Better Hearing, Better Living


Pediatric Hearing Assessments

You’ve been told that your child needs to have their hearing checked.  This can be a scary time especially when your baby is just a few days old.  We understand how you’re feeling and rest assured we’ll promise to answer all your questions and to make sure your visit with us is as stress free as possible.

Regardless of your child’s age, there are safe, effective and accurate tests that can be used to determine how well your child hears.

Newborns and Infants

In the United States, approximately 3 of 1,000 babies are born with hearing loss.

Prior to the development of new technology in hearing testing, parents had to wait until their child was old enough to take a formal hearing test in order to check for hearing loss. Many children were not identified with significant hearing loss until the age of two or older.

Otoacoustic emissions (OAE) screening allows hearing testing within the first days of life. Newborn screening is simple and painless, and could make a significant difference to a child’s future. OAE screening procedures for newborns and infants do not require the baby to respond. A miniature earphone and microphone are placed in the ear, sounds are played and a response is measured. The normal ear responds with an echo that is picked up by the microphone. When a baby has a hearing loss, no echo can be measured. OAE screening procedures can screen each ear individually.

About 10 percent of babies do not pass the hospital OAE screening. This is likely due to a blockage of the ear canal with birth fluids or debris, fluid in the middle ear, or movement and/or crying during the test. Most babies will pass the follow-up hearing testing, however, it is very important to take your baby for follow-up testing. This is the only way to be sure that your baby is hearing.

Newborns that do not pass the hospital screening are typically referred for a follow-up audiologic evaluation. If your child does not pass the follow-up hearing test, he or she may then be referred for more in-depth audiological and medical assessment by the time they are 3 months old. These assessments will verify the presence of hearing loss and help identify options for treatment.

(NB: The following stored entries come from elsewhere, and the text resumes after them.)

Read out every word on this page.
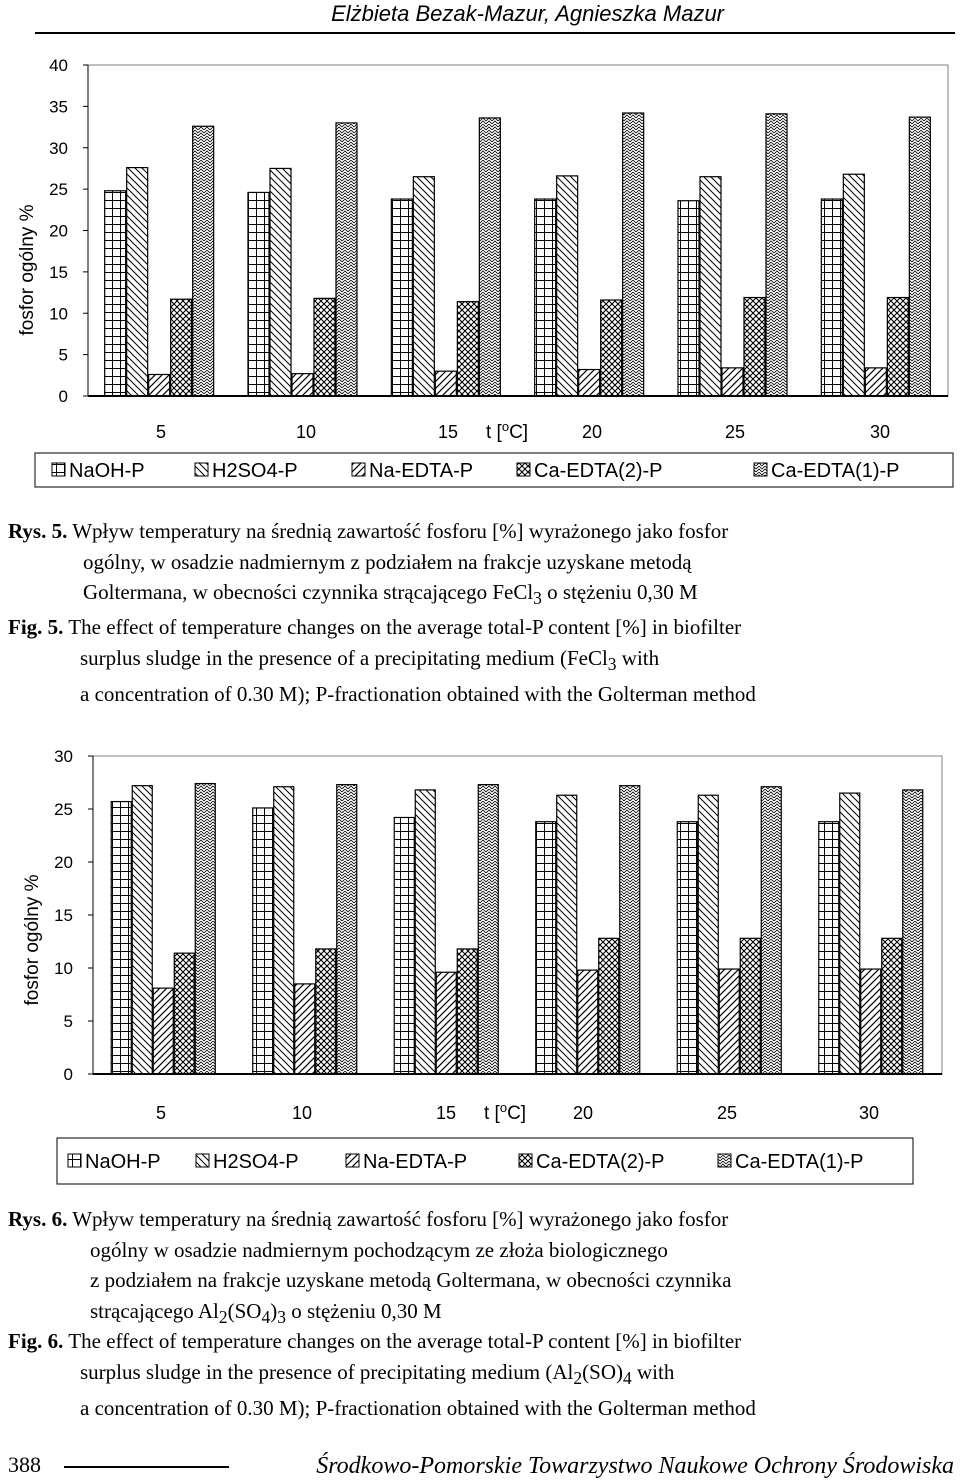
Elżbieta Bezak-Mazur, Agnieszka Mazur
0
5
10
15
20
25
30
35
40
5	10	15	20	25	30
t [$^o$C]
fosfor ogólny %
NaOH-P	H2SO4-P	Na-EDTA-P	Ca-EDTA(2)-P	Ca-EDTA(1)-P
Rys. 5. Wpływ temperatury na średnią zawartość fosforu [%] wyrażonego jako fosfor
ogólny, w osadzie nadmiernym z podziałem na frakcje uzyskane metodą
Goltermana, w obecności czynnika strącającego FeCl$_3$ o stężeniu 0,30 M
Fig. 5. The effect of temperature changes on the average total-P content [%] in biofilter
surplus sludge in the presence of a precipitating medium (FeCl$_3$ with
a concentration of 0.30 M); P-fractionation obtained with the Golterman method
0
5
10
15
20
25
30
5	10	15	20	25	30
t [$^o$C]
fosfor ogólny %
NaOH-P	H2SO4-P	Na-EDTA-P	Ca-EDTA(2)-P	Ca-EDTA(1)-P
Rys. 6. Wpływ temperatury na średnią zawartość fosforu [%] wyrażonego jako fosfor
ogólny w osadzie nadmiernym pochodzącym ze złoża biologicznego
z podziałem na frakcje uzyskane metodą Goltermana, w obecności czynnika
strącającego $Al_2(SO_4)_3$ o stężeniu 0,30 M
Fig. 6. The effect of temperature changes on the average total-P content [%] in biofilter
surplus sludge in the presence of precipitating medium ($Al_2(SO)_4$ with
a concentration of 0.30 M); P-fractionation obtained with the Golterman method
388	Środkowo-Pomorskie Towarzystwo Naukowe Ochrony Środowiska
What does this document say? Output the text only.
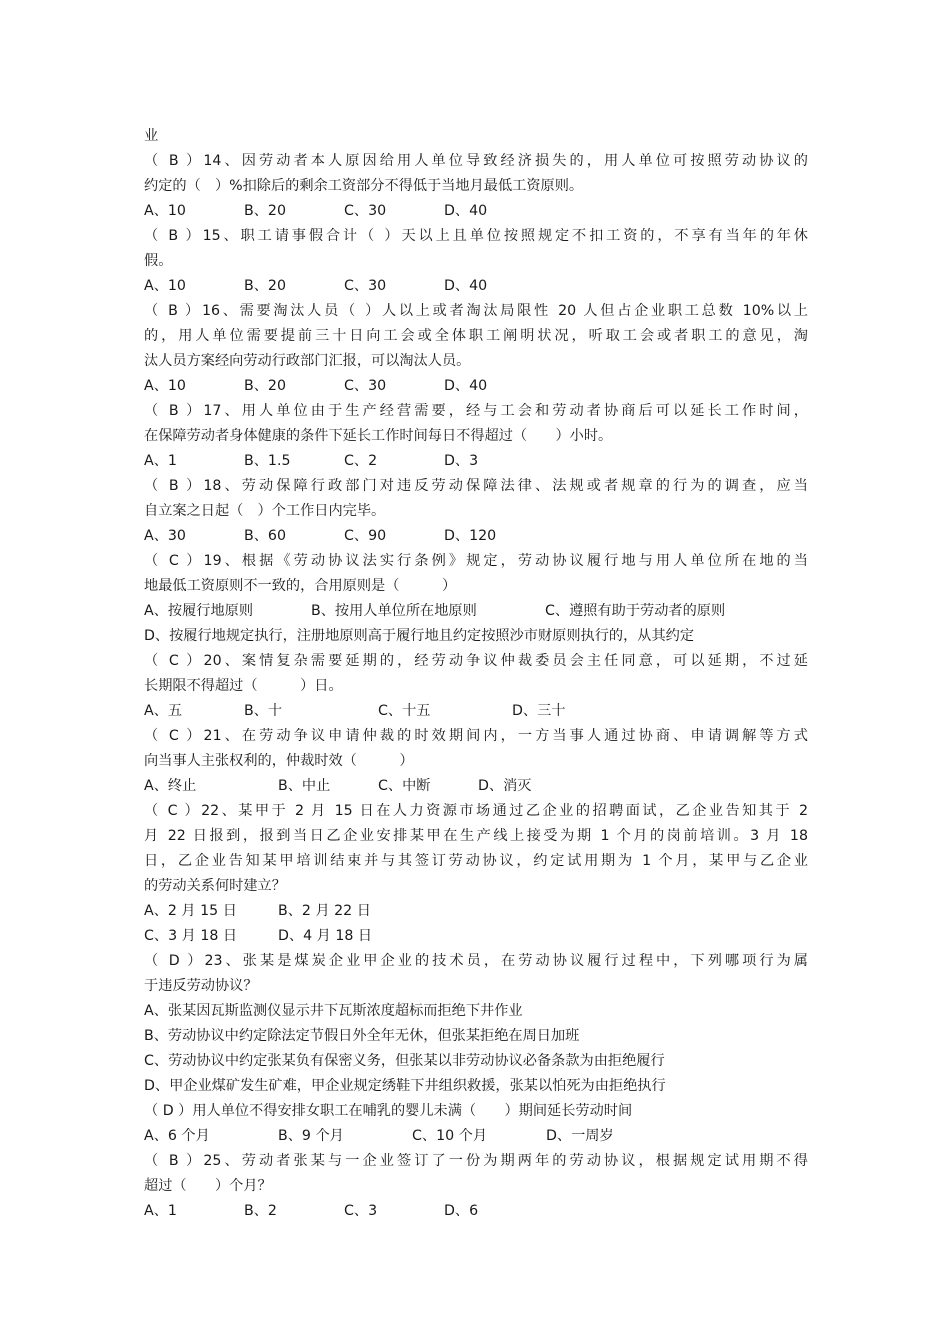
业
（ B ）14、因劳动者本人原因给用人单位导致经济损失的，用人单位可按照劳动协议的
约定的（　）%扣除后的剩余工资部分不得低于当地月最低工资原则。
A、10	B、20	C、30	D、40
（ B ）15、职工请事假合计（ ）天以上且单位按照规定不扣工资的，不享有当年的年休
假。
A、10	B、20	C、30	D、40
（ B ）16、需要淘汰人员（ ）人以上或者淘汰局限性 20 人但占企业职工总数 10%以上
的，用人单位需要提前三十日向工会或全体职工阐明状况，听取工会或者职工的意见，淘
汰人员方案经向劳动行政部门汇报，可以淘汰人员。
A、10	B、20	C、30	D、40
（ B ）17、用人单位由于生产经营需要，经与工会和劳动者协商后可以延长工作时间，
在保障劳动者身体健康的条件下延长工作时间每日不得超过（　　）小时。
A、1	B、1.5	C、2	D、3
（ B ）18、劳动保障行政部门对违反劳动保障法律、法规或者规章的行为的调查，应当
自立案之日起（　）个工作日内完毕。
A、30	B、60	C、90	D、120
（ C ）19、根据《劳动协议法实行条例》规定，劳动协议履行地与用人单位所在地的当
地最低工资原则不一致的，合用原则是（　　　）
A、按履行地原则	B、按用人单位所在地原则	C、遵照有助于劳动者的原则
D、按履行地规定执行，注册地原则高于履行地且约定按照沙市财原则执行的，从其约定
（ C ）20、案情复杂需要延期的，经劳动争议仲裁委员会主任同意，可以延期，不过延
长期限不得超过（　　　）日。
A、五	B、十	C、十五	D、三十
（ C ）21、在劳动争议申请仲裁的时效期间内，一方当事人通过协商、申请调解等方式
向当事人主张权利的，仲裁时效（　　　）
A、终止	B、中止	C、中断	D、消灭
（ C ）22、某甲于 2 月 15 日在人力资源市场通过乙企业的招聘面试，乙企业告知其于 2
月 22 日报到，报到当日乙企业安排某甲在生产线上接受为期 1 个月的岗前培训。3 月 18
日，乙企业告知某甲培训结束并与其签订劳动协议，约定试用期为 1 个月，某甲与乙企业
的劳动关系何时建立？
A、2 月 15 日	B、2 月 22 日
C、3 月 18 日	D、4 月 18 日
（ D ）23、张某是煤炭企业甲企业的技术员，在劳动协议履行过程中，下列哪项行为属
于违反劳动协议？
A、张某因瓦斯监测仪显示井下瓦斯浓度超标而拒绝下井作业
B、劳动协议中约定除法定节假日外全年无休，但张某拒绝在周日加班
C、劳动协议中约定张某负有保密义务，但张某以非劳动协议必备条款为由拒绝履行
D、甲企业煤矿发生矿难，甲企业规定绣鞋下井组织救援，张某以怕死为由拒绝执行
（ D ）用人单位不得安排女职工在哺乳的婴儿未满（　　）期间延长劳动时间
A、6 个月	B、9 个月	C、10 个月	D、一周岁
（ B ）25、劳动者张某与一企业签订了一份为期两年的劳动协议，根据规定试用期不得
超过（　　）个月？
A、1	B、2	C、3	D、6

Important note: Please be aware that OAE is only a screening tool. It screens out higher pitched hearing losses and may miss a mild hearing loss or a reverse hearing loss.

Infants and Toddlers

Visual Reinforcement Audiometry (VRA): Once a child reaches the age of 6-7 months to 2+ years old, sounds are presented through a speaker or earphone. The child is trained to look toward the sound. When the child looks to the sound, he sees a moving toy or a flashing light. As children mature they may be asked to point to pictures in a book, body parts, i.e. eyes, ears, nose, fingers, or objects in the room. OAE testing may be utilized at this age if the child will tolerate the device in his ear for up to two minutes (the device is a small rubber tip and sometimes little ones just don’t want to still for 2 minutes!) If a child will not tolerate headphones, sounds can be played through loudspeakers, however, only the better ear is tested, and a hearing loss in one ear may be unidentified.

Ages 3 – 4

At three to four years old the child can usually respond to a sound by placing a block in a bucket, pegs in a board, etc. With earphones on or in both ears, the child is taught to wait, listen, and respond.

Ages 5 and up

Most children once they reach the age of 5 can be tested using the same methods used with adults. The identification and diagnostic process is closely linked with a comprehensive program of early intervention, insuring the availability of important auditory information during the early, critical years of hearing development.